The ITMA extolled Moloney’s musicianship on its website: “He had an extraordinary dexterity in his fingers which was evident in the execution of intricate ornamentation on both the tin whistle and the chanter of his pipes. Most traditional musicians focus predominantly on the melody. However, Paddy was exceptional in his ability and talent for improvising harmonies. The uilleann pipes were, and to a large extent, are considered a solo instrument. However, Paddy’s creative energy explored its potential as part of ensemble arrangements.”
Among the Grammy-winning group’s most popular albums in the U.S. was 2002’s Down the Old Plank Road: The Nashville Sessions, which reached No. 21 on Billboard’s Top Country Albums chart and featured the Irish group with such country artists as Ricky Skaggs, Vince Gill, Martina McBride and Alison Krauss. The 2003 follow-up, Further Down the Old Plank Road, reached No. 28 on the chart and included collaborations with Rosanne Cash, Chet Atkins, Patty Loveless, The Nitty Gritty Dirt Band and others.
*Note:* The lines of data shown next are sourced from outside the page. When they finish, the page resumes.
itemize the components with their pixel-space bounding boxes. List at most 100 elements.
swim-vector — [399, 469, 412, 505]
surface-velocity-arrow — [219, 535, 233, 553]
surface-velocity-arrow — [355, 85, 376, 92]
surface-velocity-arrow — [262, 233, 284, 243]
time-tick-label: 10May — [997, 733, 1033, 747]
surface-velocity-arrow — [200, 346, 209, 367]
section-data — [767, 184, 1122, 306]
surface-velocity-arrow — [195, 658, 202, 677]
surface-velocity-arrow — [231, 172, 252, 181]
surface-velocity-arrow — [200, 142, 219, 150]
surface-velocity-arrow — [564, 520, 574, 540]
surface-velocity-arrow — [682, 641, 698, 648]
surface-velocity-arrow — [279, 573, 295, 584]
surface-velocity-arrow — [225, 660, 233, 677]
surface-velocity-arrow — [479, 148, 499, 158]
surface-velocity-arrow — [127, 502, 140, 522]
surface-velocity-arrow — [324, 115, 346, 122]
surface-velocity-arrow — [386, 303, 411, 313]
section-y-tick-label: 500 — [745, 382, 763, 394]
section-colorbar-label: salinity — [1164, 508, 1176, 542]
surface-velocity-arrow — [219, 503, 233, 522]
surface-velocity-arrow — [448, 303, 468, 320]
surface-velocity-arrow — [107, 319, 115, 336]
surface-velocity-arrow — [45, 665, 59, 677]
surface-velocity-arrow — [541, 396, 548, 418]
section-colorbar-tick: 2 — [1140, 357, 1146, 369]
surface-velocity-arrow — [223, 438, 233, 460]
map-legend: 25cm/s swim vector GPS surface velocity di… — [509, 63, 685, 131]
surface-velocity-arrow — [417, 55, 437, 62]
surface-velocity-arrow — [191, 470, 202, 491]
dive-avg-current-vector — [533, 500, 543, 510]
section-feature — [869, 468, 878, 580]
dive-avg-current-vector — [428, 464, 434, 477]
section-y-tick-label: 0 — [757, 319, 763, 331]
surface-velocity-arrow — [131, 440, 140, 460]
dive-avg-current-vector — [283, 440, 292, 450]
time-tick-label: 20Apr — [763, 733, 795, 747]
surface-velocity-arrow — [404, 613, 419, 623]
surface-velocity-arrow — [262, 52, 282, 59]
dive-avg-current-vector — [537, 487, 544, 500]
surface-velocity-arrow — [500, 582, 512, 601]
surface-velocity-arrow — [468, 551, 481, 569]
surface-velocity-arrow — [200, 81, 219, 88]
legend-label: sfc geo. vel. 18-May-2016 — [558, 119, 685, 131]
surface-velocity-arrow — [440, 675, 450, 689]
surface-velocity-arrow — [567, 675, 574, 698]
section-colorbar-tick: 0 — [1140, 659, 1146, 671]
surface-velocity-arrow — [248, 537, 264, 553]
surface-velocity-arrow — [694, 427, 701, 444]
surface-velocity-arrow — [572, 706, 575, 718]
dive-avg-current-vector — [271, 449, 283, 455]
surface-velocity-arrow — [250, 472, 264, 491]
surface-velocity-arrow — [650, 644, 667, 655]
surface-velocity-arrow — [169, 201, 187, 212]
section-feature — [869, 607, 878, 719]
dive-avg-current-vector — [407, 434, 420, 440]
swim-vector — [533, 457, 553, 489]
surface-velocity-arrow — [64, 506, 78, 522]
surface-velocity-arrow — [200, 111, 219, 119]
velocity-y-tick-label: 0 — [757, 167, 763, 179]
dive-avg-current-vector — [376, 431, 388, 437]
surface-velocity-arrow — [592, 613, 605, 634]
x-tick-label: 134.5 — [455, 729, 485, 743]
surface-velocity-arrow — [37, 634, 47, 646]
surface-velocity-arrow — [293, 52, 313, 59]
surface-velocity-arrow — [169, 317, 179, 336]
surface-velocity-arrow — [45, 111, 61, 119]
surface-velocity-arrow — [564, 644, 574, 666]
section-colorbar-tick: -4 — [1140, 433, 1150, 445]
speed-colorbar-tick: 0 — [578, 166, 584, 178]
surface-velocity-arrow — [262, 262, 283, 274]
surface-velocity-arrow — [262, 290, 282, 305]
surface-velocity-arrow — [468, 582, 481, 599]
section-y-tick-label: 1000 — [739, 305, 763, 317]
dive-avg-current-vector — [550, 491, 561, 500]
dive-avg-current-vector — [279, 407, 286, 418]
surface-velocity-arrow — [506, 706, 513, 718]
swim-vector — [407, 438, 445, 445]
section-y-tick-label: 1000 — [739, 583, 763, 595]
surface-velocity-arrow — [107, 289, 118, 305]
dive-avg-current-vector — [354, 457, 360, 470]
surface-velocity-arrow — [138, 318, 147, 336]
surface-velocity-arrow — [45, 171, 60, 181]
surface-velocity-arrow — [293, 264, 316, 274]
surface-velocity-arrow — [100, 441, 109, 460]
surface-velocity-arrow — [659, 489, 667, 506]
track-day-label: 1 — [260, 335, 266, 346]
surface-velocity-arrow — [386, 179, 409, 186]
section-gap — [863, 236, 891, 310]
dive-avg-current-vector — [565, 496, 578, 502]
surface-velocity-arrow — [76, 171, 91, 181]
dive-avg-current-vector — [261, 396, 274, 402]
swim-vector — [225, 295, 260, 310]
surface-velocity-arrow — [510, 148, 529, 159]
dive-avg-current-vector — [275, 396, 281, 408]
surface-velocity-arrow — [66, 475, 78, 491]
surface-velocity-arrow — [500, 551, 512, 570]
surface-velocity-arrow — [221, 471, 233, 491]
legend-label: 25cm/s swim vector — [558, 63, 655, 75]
The Chieftains’ last studio recording was 2012’s Voice of Ages, which came out on Concord in the U.S. Commemorating the group’s 50th anniversary, the album found them collaborating with a number of contemporary artists, including Bon Iver and The Decemberists.
The Chieftains’ last show, according to NPR, was an early St. Patrick’s Day celebration in Philadelphia in 2020 before the pandemic led to them canceling the rest of their tour.